Okay… more than borders on arrogant. But there's something genuinely warm in his eyes that makes him seem more playful than anything else.
I scroll further to find a series of tweets from fans describing encounters with him.
Signing autographs for hours after games, picking up tabs for veterans at restaurants, carrying an elderly woman's groceries six blocks to her apartment during a blizzard. Shirtless, too, his skin flushed pink from the cold because he’d given her his coat and his jersey.
Plague is next. Fewer personal articles, more stats and analysis of his aggressive yet controlled playing style.
The photos show a strikingly handsome man with long black hair pulled back into a low ponytail, pale blue eyes, and bronze skin.
In almost every public photo, he's wearing a black surgical mask, but not all of them.
There isn’t much on Plague at all. He has basically no presence online. But several articles mention his intelligence. Fluent in Arabic, English, French, and Russian. Partial completion of medical school prior to becoming a hockey star.
I keep scrolling.
There is so much fanart of Plague and Whiskey.
Plague and Whiskey making out in the locker room. Whiskey pinning Plague against the boards surrounding the rink. A few where it's the other way around, too. Entire Pinterest boards full of photo compilations, collages, and drawings of them in every position imaginable that make my face heat up.

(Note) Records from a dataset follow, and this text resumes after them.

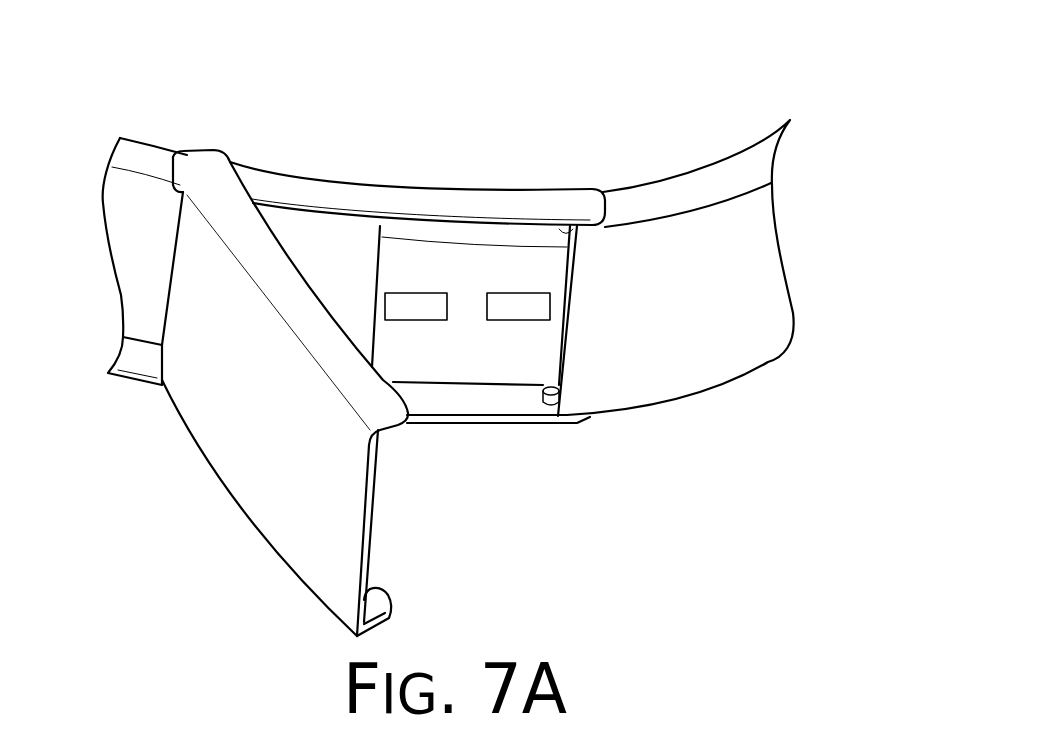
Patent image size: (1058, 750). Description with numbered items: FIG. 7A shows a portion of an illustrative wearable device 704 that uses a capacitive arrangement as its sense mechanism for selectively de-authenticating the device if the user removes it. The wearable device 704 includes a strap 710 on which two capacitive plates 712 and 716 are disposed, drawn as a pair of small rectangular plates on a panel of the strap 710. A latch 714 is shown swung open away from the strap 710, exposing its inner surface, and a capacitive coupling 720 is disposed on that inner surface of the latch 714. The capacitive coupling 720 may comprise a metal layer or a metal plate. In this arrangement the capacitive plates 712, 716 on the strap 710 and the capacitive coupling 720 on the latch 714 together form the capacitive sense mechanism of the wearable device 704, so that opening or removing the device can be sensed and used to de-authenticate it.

The wearable device 704 is at (757, 62).
The strap 710 is at (773, 362).
The capacitive plate 712 is at (515, 293).
The latch 714 is at (227, 427).
The capacitive plate 716 is at (420, 293).
The capacitive coupling 720 is at (373, 487).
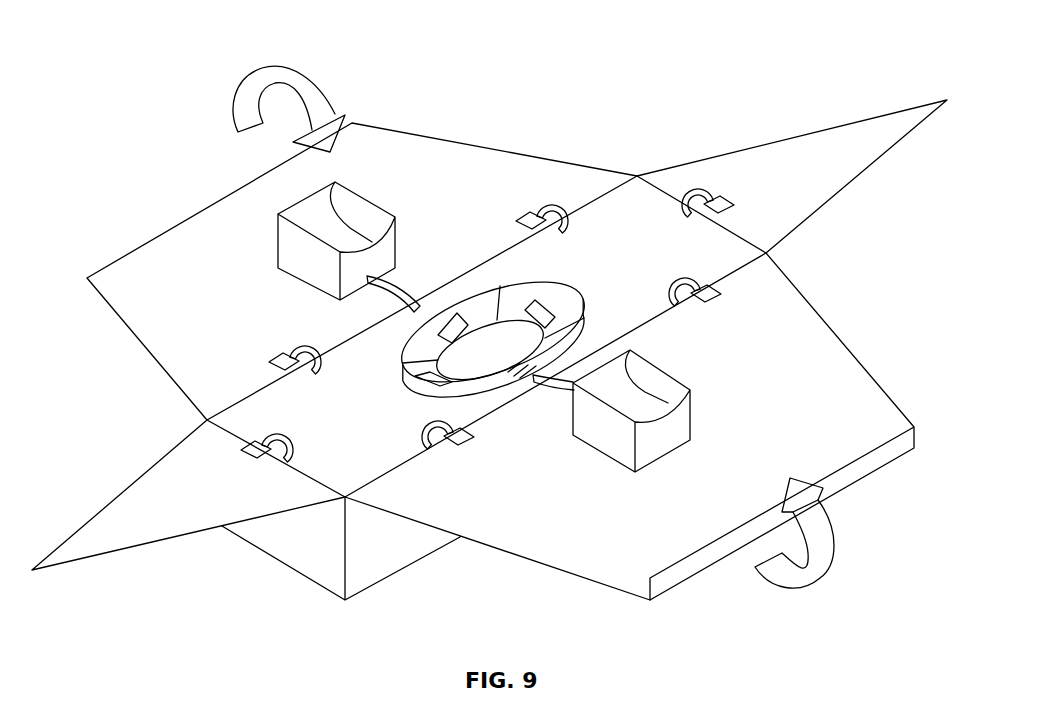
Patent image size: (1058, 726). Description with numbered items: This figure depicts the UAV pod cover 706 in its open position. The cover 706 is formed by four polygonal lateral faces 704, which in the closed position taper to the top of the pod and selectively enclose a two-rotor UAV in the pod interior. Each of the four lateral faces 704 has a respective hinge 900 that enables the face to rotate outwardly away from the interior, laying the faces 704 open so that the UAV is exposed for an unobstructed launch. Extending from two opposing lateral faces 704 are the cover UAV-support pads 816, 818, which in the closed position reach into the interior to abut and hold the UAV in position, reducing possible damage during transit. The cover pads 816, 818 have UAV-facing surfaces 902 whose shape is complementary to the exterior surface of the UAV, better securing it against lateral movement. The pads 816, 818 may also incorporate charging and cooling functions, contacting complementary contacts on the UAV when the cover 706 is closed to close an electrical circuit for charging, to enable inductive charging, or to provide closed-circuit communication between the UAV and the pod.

The polygonal lateral faces 704 is at (477, 172).
The UAV pod cover 706 is at (603, 166).
The hinges 900 is at (291, 354).
The UAV-facing surfaces 902 is at (554, 348).
The cover UAV-support pad 816 is at (297, 250).
The cover UAV-support pad 818 is at (603, 433).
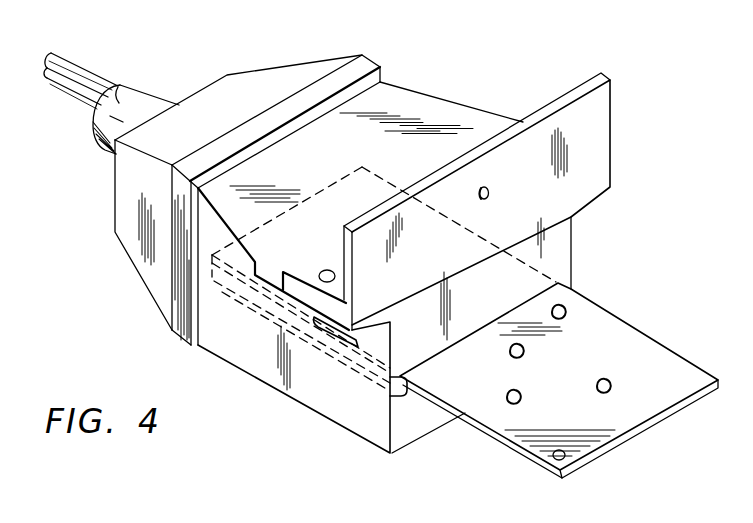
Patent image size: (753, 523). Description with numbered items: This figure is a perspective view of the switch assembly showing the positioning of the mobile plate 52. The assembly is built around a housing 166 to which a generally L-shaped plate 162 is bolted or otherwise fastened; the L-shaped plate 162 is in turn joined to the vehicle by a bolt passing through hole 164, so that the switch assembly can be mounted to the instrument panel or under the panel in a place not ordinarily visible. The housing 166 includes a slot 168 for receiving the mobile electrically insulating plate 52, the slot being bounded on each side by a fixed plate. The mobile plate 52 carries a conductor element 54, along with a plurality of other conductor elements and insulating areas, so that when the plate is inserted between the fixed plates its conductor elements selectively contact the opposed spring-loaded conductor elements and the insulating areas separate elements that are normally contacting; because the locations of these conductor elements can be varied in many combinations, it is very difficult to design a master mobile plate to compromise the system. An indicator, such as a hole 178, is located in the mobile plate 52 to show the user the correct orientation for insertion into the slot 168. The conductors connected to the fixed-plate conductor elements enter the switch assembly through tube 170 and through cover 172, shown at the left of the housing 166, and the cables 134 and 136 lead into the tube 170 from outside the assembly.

The mobile electrically insulating plate 52 is at (638, 360).
The conductor element 54 is at (527, 349).
The cable 134 is at (66, 82).
The cable 136 is at (79, 67).
The L-shaped plate 162 is at (598, 124).
The hole 164 is at (491, 194).
The housing 166 is at (410, 100).
The slot 168 is at (403, 390).
The tube 170 is at (110, 127).
The cover 172 is at (147, 258).
The hole 178 is at (553, 461).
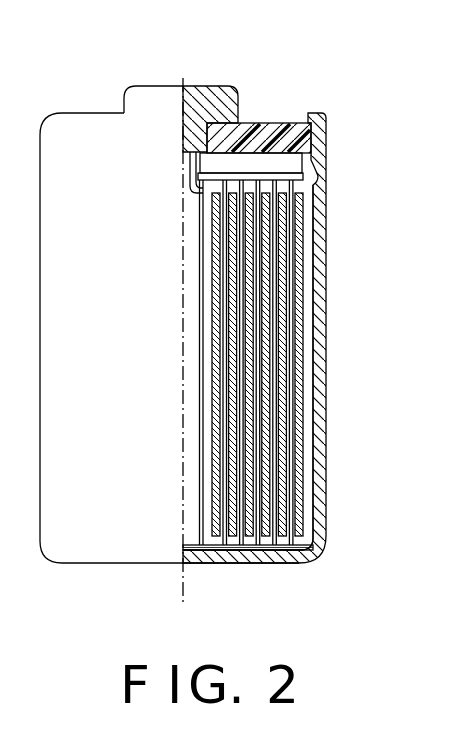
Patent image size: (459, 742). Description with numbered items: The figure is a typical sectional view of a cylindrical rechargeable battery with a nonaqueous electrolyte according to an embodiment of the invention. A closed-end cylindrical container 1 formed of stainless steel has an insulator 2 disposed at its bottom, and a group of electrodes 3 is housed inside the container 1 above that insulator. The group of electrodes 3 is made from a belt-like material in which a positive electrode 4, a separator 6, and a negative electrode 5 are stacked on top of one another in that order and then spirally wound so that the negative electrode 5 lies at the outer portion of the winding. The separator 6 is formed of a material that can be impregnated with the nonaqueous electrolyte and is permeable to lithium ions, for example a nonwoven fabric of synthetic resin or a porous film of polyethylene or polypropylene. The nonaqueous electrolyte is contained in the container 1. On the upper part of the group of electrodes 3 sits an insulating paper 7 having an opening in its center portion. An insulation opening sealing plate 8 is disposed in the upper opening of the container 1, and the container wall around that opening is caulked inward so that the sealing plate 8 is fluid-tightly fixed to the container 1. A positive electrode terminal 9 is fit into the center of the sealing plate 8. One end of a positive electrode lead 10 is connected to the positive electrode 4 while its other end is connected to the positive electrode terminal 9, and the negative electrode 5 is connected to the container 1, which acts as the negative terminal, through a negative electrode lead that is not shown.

The container 1 is at (318, 463).
The insulator 2 is at (288, 548).
The group of electrodes 3 is at (309, 362).
The positive electrode 4 is at (283, 262).
The negative electrode 5 is at (385, 245).
The separator 6 is at (290, 293).
The insulating paper 7 is at (300, 178).
The insulation opening sealing plate 8 is at (268, 130).
The positive electrode terminal 9 is at (213, 93).
The positive electrode lead 10 is at (196, 176).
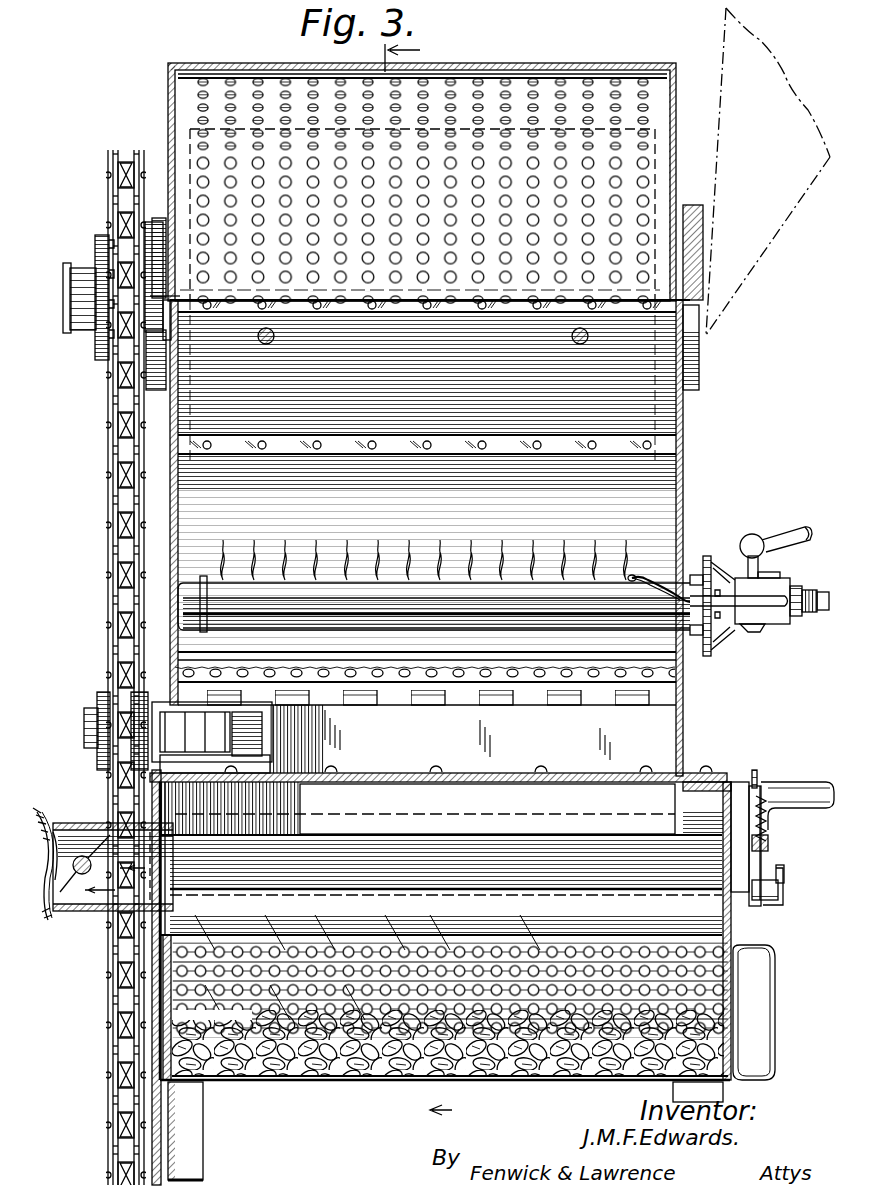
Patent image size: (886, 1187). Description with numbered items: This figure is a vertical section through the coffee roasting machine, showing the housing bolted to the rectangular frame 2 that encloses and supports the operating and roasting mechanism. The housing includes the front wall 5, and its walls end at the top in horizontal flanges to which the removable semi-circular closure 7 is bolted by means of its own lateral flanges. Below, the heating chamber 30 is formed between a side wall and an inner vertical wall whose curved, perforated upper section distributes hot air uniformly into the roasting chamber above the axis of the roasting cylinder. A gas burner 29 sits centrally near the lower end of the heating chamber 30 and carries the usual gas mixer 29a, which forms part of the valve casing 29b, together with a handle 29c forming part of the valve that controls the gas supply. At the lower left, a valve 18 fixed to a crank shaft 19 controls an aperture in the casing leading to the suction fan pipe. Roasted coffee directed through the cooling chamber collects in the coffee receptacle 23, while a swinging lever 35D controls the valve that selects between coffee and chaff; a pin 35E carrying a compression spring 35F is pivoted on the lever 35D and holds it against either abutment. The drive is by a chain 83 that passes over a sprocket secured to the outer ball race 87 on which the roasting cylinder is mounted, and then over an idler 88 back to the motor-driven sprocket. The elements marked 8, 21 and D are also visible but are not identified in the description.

The rectangular frame 2 is at (192, 1130).
The front wall 5 is at (684, 527).
The removable semi-circular closure 7 is at (168, 103).
The door 8 is at (782, 238).
The valve 18 is at (72, 865).
The crank shaft 19 is at (84, 870).
The feed flap 21 is at (80, 823).
The coffee receptacle 23 is at (345, 1030).
The gas burner 29 is at (452, 585).
The gas mixer 29a is at (727, 580).
The valve casing 29b is at (782, 618).
The handle 29c is at (792, 530).
The heating chamber 30 is at (695, 488).
The swinging lever 35D is at (814, 768).
The pin 35E is at (754, 770).
The compression spring 35F is at (772, 820).
The chain 83 is at (108, 462).
The outer ball race 87 is at (96, 240).
The idler 88 is at (118, 681).
The perforated plate D is at (680, 676).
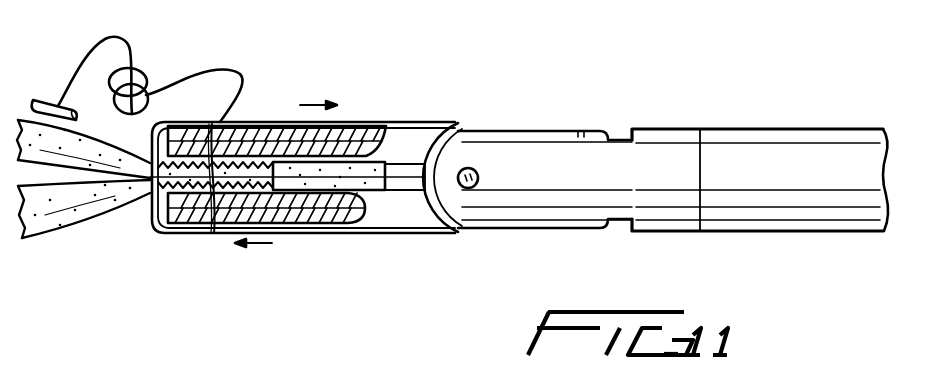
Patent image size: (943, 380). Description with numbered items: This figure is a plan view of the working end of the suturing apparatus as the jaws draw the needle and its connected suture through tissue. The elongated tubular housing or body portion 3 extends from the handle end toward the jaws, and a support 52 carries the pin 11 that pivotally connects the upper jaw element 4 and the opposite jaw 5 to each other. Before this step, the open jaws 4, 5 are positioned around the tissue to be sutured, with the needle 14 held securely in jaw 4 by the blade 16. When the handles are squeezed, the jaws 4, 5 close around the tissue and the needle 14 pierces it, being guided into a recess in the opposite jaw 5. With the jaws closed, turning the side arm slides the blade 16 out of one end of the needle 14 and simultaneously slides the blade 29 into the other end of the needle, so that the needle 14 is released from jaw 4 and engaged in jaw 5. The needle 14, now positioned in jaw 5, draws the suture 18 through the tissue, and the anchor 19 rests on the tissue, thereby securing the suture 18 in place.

The elongated tubular housing 3 is at (780, 128).
The upper jaw element 4 is at (253, 122).
The jaw 5 is at (215, 234).
The pin 11 is at (478, 182).
The needle 14 is at (176, 233).
The blade 16 is at (372, 123).
The suture 18 is at (132, 50).
The anchor 19 is at (47, 105).
The blade 29 is at (303, 233).
The support 52 is at (665, 230).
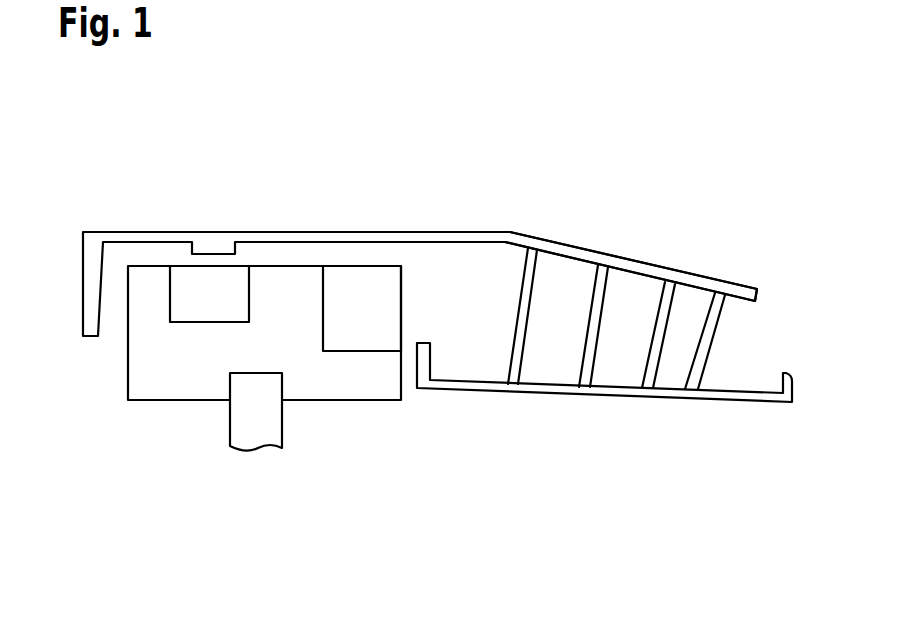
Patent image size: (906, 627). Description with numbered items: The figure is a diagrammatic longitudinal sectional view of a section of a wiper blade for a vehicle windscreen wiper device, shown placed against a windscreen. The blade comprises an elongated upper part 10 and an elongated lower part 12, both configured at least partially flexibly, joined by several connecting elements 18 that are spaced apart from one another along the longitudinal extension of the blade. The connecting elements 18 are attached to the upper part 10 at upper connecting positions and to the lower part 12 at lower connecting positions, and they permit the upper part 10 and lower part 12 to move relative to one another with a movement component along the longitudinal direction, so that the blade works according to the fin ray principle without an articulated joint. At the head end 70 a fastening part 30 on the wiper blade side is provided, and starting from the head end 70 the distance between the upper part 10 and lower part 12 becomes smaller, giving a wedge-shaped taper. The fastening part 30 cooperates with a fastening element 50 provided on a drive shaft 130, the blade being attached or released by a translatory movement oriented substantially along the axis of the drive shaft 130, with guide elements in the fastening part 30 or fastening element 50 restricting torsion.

The head end 70 is at (90, 190).
The fastening part 30 is at (147, 238).
The upper part 10 is at (584, 255).
The connecting elements 18 is at (662, 300).
The lower part 12 is at (662, 396).
The fastening element 50 is at (187, 383).
The drive shaft 130 is at (273, 422).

Are the fans just shipping them? Or are they actually together? It would make the situation slightly less nerve-racking if I'm bonded to this entire pack and they're not all fixated on me at the same time.
And it's admittedly kind of hot.
I scroll through a few more photos of the Ghosts, noting the dynamics between them in team shots. The way they position themselves around each other, the subtle signs of their bond. Wraith is on the outside for the most part, although they seem to be making an effort to include him.
None of these alphas give me the instant knot of dread in my stomach that Wade did from the first moment, even though I ignored it back then.
I set my phone aside. I'm getting ahead of myself.
Way ahead.
Before I do anything else, I need to talk to Wraith when he comes back.